中央街区はなぜ重要なのか

一、(1)ここ十数年の間、全国的に中心市街地の衰退が一層加速した。DID(人口集中地区内の人口密度)も下がっていき、さらに公的、準公的基盤施設の郊外移転により都市機能が拡散し、中心をもたない無機質な空間都市になってしまう現象がおきている。この傾向に歯止めをかけるか否か、今全国的にこの中心市街地空洞化対策が問われている。

(2)このまま自然の流れと甘んじて受けいれ、地域社会が歴史的に育み、誇りと親しみをもって維持してきた都市の解体、単なる無機首な都市化を容認するか。それとも数百年の間に積み上げてきた街の空間を経済力と近代技術を持って再生するという基本的な問い掛けである。

二、(1)先日(06.3.23)発表された国土交通省の公示地価によると、秋田県の商業地は平均10.1パーセントの下落率で、2年続けて全国最大となった。特に秋田市のJR秋田駅周辺は昨年秋にシネマコンプレックス(複合映画館)の閉鎖に続き、イトーヨーカ堂の撤退問題など暗い話題が続いた。同店の場所は県内最高価格地点だが、13年連続の下落(今年も17.4パーセント下落)でピークだった1993年の6分の1以下の価格となった。秋田市の大幅な下落は結果的に周辺都市にも波及していることになる。
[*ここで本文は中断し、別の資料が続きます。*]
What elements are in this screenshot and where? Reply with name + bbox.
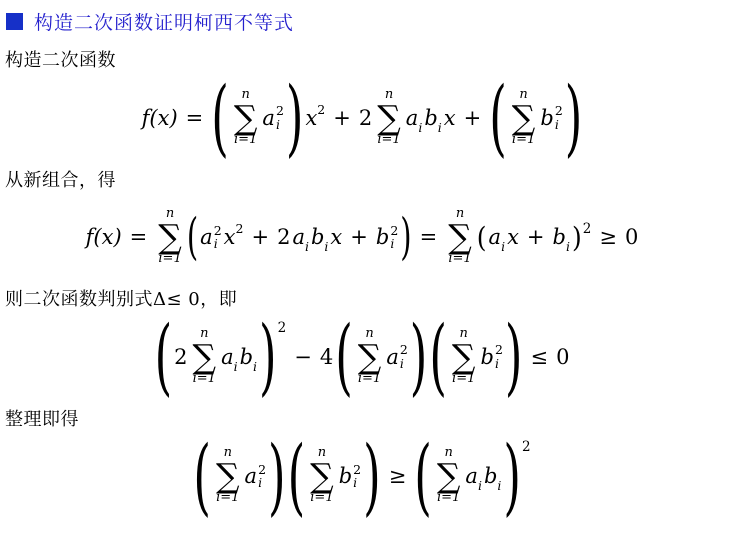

さらに深刻な問題は、中央街区の空洞化が進めば進む程、人口の県外流出が加速するという事実がある。

(2)この事実は、適切な中心市街地空洞化対策がいかに重要かということ、地方都市は地域特性や歴史文化を最大限に生かした街づくりに全力をあげないと、地価は下げ止らないということである。(日経新聞 06.3.24)
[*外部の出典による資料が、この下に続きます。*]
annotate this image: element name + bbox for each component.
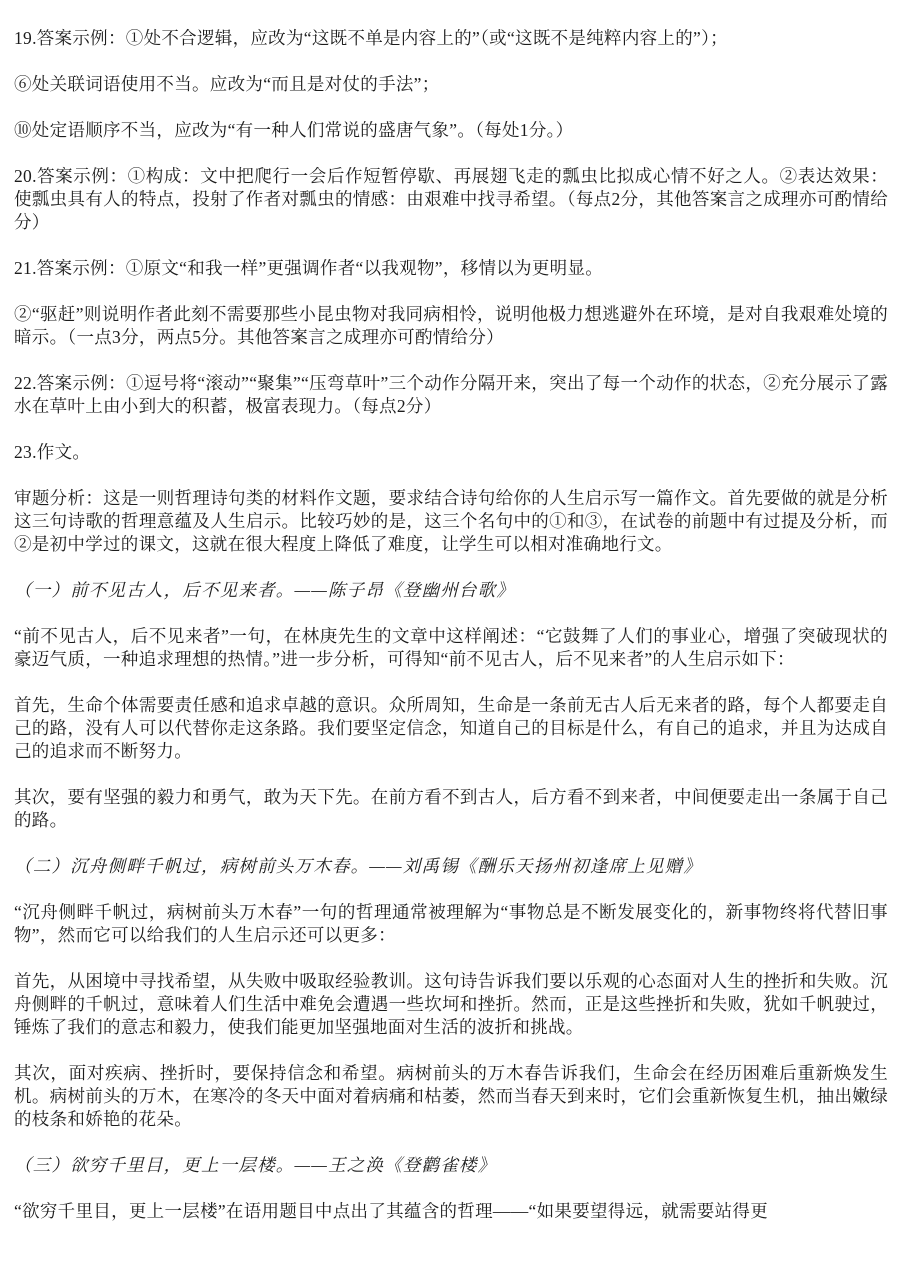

三、(1)それではどのような対策をとるべきか。最も現実的なアプローチは「都市居住の回復」である。街への人戻し政策である。それも街としての複合性をもち、建築物の利用形態が時間の経過で変化しても、それに耐えられる街づくりをすること。そのようなプロジェクトを実現するためには行政と民間が一丸となった総合的な取り組みが必要だ。
 具体的には公共的な施設をまちに戻すこと、行政の基幹施設は勿論のこと、その他の公的施設も自らの指導のもとで立地が定められ、建物を極力街の中へ戻す政策が必要だ。行政の基幹施設が街中へ戻れば、それに従って商店街も自然に張りつくのは明らかである。
 たとえば昔からの城下町、門前町を思い浮かべれば分かる。

(2)さらに少子高齢化社会の進展で公共交通網、インフラ整備の充実など利便性の高い中心部に人が還流する現象が生じる。この傾向をさらに加速させるのは、国土交通省がシャッター通りに象徴されている地方中心部の衰退を受け、大規模商業施設や病院などの公共施設の郊外立地を規制する「まちづくり法」の改正を決定。今通常国会に提出、07年にも施行される見通し。
この規制強化を急ぐ背景には郊外拡散に伴う国、地方自治体の費用負担の重圧、少子高齢化など、中心部に生活の場を集中し、人を呼び込む街づくりを目指すということ。

(3)さる06.2.27日赤婦人会館跡地等の準備組合は公共施設を含めホテルや高層マンション、商業施設を建設する事業計画議案をまとめた。この計画議案は評価出来るが、しかし、公的施設として歴史文化施設のみでなく、行政の基幹施設の移転をも考慮に入れ、医療や福祉、教育、住居など多彩な目的に答える機能を持つ複合的な施設を考えるべきではないか。
この方向で再開発事業が実施されれば、中央街区再生に大きな前進となる。